Author: Khaled A. Beydoun
Topics: Islamophobia in the United States, Islam, and Politics in the United States
Islamophobia is a term uttered enough to be recognizable, but do we truly understand its scope? Do we understand the breadth of victims it affects across poverty, gender, legal status (often lack of), and race intersections? Islamophobia is defined as a “united state of fear” galvanized by hatemongers and stoked by damaging policies targeting Islam and Muslims, which is fed off of century-old hate in American society.
Beydoun provides a candid and accessible introduction to Islamophobia, describing what it is, how it evolved, and how to combat it, encouraging readers to push beyond the Trump administration’s damaging rhetoric and policies to enact change. Drawing from court cases and news headlines, personal experiences, and lessons from his career as a professor, Beydoun masterfully humanizes those impacted by Islamophobia, encouraging us to read their stories and connect with them beyond mere statistics.
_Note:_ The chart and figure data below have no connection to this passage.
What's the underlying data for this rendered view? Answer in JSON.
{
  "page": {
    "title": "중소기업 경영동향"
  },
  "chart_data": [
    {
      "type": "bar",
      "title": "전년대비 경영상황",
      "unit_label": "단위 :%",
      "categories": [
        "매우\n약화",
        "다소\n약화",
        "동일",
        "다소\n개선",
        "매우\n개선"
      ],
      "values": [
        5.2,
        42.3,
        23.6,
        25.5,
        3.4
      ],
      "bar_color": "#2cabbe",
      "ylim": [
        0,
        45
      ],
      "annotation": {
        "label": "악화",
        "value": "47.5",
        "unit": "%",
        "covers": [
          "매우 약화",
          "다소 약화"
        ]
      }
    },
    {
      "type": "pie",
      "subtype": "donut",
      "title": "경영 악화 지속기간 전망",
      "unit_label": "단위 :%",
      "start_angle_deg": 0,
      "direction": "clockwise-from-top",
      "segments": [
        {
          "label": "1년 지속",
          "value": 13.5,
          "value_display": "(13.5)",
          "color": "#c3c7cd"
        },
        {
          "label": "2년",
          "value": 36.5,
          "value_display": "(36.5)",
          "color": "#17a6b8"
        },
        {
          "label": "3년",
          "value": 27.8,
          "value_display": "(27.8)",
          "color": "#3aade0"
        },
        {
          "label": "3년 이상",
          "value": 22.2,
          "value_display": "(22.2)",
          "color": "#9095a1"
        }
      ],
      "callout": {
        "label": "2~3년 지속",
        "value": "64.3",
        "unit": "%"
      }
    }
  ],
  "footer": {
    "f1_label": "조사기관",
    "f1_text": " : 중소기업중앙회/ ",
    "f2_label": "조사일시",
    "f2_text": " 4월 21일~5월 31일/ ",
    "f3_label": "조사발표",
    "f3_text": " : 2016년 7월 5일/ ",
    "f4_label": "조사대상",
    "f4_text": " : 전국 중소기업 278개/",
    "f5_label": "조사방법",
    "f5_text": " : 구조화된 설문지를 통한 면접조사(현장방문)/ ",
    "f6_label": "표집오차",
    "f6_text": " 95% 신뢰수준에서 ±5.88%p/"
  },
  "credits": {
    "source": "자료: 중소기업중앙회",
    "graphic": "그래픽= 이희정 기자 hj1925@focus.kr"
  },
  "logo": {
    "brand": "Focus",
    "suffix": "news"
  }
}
American Islamophobia seamlessly connects the history of anti-muslim hostility and policy to modern Islamophobia proliferating the United States today, aiming to “trace the roots of the system of animus we now call Islamophobia, and provide a lasting narrative that highlights what it actually is, what and where it stems from, and most importantly, who it impacts.” Readers dissect the three dimensions of Islamophobia: private, structural, and dialectical before examining the intersection between this central thesis and concepts such as “Orientalism” and the “Naturalization-Era” court cases involving immigrants seeking citizenship. Beydoun then focuses mainly on the aftermath of 9/11 and the subsequent “war on terror” which placed the fears of terrorism entirely on Islam and Muslim citizens and immigrants. Government actions such as the PATRIOT Act, NSEERS, or the National Security Entry and Exit Registration System are explored in depth, followed by chapter five’s exploration of CVE or Countering Violent Extremists policy. These policies normalized anti-muslim sentiment paving the way for the Trump administration to enact the Muslim Ban, rightly given an in-depth exploration in chapter seven. Beydoun also forms and highlights often overlooked links between the history of Islamophobia and modern movements including Black Lives Matter. “The road ahead is daunting,” Beydoun warns audiences of his lectures and this reading experience, but hopes to encourage those willing to recognize Islamophobia and actively combat it to be vigilant, and offers “the pale consolation that today’s Islamophobia is not entirely new.” By recognizing its roots, we can begin to enact inclusion and understanding for the Muslim and Islamic communities within this country.
You’ll Love This Book If
If you’re seeking a well-informed handbook illustrating the history of Islamophobia and documenting this “definitive juncture in our country’s history” where we recognize its significance and impact, then this book is for you.
This book contains graphic descriptions of violence, hate crimes, and murders about Islamophobia.